Personality tests – up close and personal

16 Jun 2010

These days, jobseekers are expected to have more than just experience and good interview skills, with some employers now formally assessing personality.

Although we’re used to having many parts of our lives tested — our health, our car, our ability to conjugate a French verb — the concept of personality testing is uncharted territory for most employees. What does the concept even mean? Is it possible to have the ‘wrong’ personality or, even more humiliatingly, can you fail such a test?

One woman who has plenty of experience in the phenomenon of personality testing is Michelle Murphy, regional manager with Collins McNicholas Recruitment in Galway. She says the concept has grown in the past five years, not just among multinationals in Ireland but also among indigenous companies seeking the right person for a particular job.

“The purpose of personality tests is to benefit the employer during the selection process,” she says. “It helps him or her identify if you have, firstly, the skills and experience, and secondly, the motivation for the company in question. It also helps ascertain if you are going to fit in with the organisation.”

Murphy says she often advises clients to put in place a personality test for candidates before the second-round interview stage. “It tends to be one of the fairest ways of hiring someone as it’s such a transparent method.”

She adds: “Personality testing has become more important as companies and offices have become less autocratic. A personality questionnaire quantifies your intrinsic personality characteristics as well as feelings, thoughts and behaviour.”

But what does this boil down to in terms of the test? Murphy explains: “You will be given a particular statement or scenario, for example, ‘I have clear personal goals’. Then you are asked to rate it by ticking either ‘I agree’, ‘I agree somewhat’, ‘I disagree somewhat’ or ‘I strongly disagree’. You must pick the one that is most relevant to your personality.”

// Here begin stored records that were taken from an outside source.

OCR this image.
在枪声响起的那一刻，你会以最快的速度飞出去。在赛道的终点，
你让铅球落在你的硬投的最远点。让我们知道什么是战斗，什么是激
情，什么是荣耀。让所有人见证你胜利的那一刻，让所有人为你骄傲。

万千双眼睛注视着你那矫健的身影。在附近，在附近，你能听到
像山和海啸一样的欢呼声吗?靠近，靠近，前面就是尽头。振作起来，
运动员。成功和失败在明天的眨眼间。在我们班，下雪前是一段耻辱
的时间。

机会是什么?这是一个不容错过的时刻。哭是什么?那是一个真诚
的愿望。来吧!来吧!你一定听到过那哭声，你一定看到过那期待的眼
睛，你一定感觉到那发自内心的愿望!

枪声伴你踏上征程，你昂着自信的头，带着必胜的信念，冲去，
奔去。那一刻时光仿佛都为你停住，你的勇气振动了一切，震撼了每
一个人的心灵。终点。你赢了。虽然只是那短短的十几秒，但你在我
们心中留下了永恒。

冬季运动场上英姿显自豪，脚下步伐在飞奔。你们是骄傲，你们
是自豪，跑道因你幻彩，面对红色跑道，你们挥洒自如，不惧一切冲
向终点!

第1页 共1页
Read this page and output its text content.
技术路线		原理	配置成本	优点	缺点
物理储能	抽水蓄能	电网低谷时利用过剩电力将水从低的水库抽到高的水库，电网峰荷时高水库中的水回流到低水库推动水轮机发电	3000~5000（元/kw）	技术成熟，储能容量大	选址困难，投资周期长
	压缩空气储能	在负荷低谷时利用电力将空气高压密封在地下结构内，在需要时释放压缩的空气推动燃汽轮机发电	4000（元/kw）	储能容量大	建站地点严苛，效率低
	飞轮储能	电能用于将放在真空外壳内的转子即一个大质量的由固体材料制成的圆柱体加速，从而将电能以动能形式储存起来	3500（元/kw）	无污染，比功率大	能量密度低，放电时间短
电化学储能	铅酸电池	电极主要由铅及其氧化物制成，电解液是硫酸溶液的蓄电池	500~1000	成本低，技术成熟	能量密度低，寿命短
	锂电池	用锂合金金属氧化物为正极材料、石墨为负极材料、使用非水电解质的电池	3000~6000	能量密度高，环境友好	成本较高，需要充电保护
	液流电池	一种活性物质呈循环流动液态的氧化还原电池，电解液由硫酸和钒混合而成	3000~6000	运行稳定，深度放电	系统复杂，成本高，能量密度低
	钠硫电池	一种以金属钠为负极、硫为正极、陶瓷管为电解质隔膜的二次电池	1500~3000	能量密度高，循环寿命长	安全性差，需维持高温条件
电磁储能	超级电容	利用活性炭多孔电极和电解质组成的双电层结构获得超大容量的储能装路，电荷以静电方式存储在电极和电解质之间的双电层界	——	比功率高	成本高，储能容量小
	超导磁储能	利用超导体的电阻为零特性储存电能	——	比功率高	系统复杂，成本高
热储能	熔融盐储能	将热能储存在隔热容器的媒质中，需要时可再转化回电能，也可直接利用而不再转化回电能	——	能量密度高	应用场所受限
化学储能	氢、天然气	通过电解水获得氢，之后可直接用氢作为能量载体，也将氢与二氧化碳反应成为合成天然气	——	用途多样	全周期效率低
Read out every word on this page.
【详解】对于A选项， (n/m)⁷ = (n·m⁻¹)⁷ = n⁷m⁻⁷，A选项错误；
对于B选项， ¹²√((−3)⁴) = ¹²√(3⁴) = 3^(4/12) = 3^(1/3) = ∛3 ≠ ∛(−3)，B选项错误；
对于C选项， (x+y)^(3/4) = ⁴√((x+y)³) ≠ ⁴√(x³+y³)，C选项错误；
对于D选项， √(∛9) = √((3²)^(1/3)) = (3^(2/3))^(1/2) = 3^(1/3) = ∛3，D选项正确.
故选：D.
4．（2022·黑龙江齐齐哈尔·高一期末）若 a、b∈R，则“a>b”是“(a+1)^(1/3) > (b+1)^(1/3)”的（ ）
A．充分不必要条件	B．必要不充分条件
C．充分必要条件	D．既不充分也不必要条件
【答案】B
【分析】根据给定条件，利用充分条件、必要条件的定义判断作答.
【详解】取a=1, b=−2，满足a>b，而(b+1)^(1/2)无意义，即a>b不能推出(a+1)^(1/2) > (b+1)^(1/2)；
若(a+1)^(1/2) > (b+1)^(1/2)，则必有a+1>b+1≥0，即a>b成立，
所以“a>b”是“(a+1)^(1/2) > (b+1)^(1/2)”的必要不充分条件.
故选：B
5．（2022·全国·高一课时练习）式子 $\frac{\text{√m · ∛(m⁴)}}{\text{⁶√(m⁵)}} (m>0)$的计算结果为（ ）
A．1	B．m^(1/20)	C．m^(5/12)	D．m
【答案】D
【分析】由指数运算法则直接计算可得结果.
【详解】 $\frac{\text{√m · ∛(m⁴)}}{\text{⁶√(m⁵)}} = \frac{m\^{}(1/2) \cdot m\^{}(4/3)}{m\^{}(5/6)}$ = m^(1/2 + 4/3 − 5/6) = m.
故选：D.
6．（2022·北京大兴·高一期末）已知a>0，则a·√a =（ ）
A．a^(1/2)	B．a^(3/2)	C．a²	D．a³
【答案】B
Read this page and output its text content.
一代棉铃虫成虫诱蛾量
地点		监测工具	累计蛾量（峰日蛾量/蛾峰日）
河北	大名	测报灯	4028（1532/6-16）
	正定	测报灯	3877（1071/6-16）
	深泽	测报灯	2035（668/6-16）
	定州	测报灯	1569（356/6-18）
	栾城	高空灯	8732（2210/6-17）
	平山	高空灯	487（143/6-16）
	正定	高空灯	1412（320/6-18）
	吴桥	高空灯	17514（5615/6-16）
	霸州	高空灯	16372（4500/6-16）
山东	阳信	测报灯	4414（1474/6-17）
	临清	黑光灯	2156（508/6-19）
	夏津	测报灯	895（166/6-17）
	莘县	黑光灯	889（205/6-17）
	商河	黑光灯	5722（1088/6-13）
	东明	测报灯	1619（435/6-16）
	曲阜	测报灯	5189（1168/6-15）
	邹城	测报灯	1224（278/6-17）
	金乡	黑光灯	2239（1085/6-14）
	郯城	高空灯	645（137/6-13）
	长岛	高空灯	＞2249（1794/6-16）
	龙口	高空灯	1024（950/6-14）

Surely it must be tremendously tempting to be somewhat lenient with the truth? “You should be as true to yourself as you can,” says Murphy. “These tests can’t be passed or failed and there are no right or wrong answers.”

There’s another reason why honesty is the best policy when doing a personality test. “A lot of these tests have in-built systems that guard against manipulation by the person taking the test. Often the same kind of question will be asked twice, but phrased in a different way, so it will reveal if you’re attempting to fake it.”

So how should prospective employees approach this kind of testing during the interview process? Is it something they need to practise? “This is not the Leaving Cert. Obviously, you’re going for a job and it is important, but if you read too much into it, you will work yourself into a frenzy trying to second guess what the employer wants. You should just answer in a way that is true to yourself,” she says.

Although personality tests have risen in popularity in recent years, Murphy underlines the fact that they are only part of the process of hiring the correct person for a job. “A personality test is a step in the process rather than the deciding factor,” she explains. “Companies often look at the results of a personality test and base questions for the second-round interview on them.”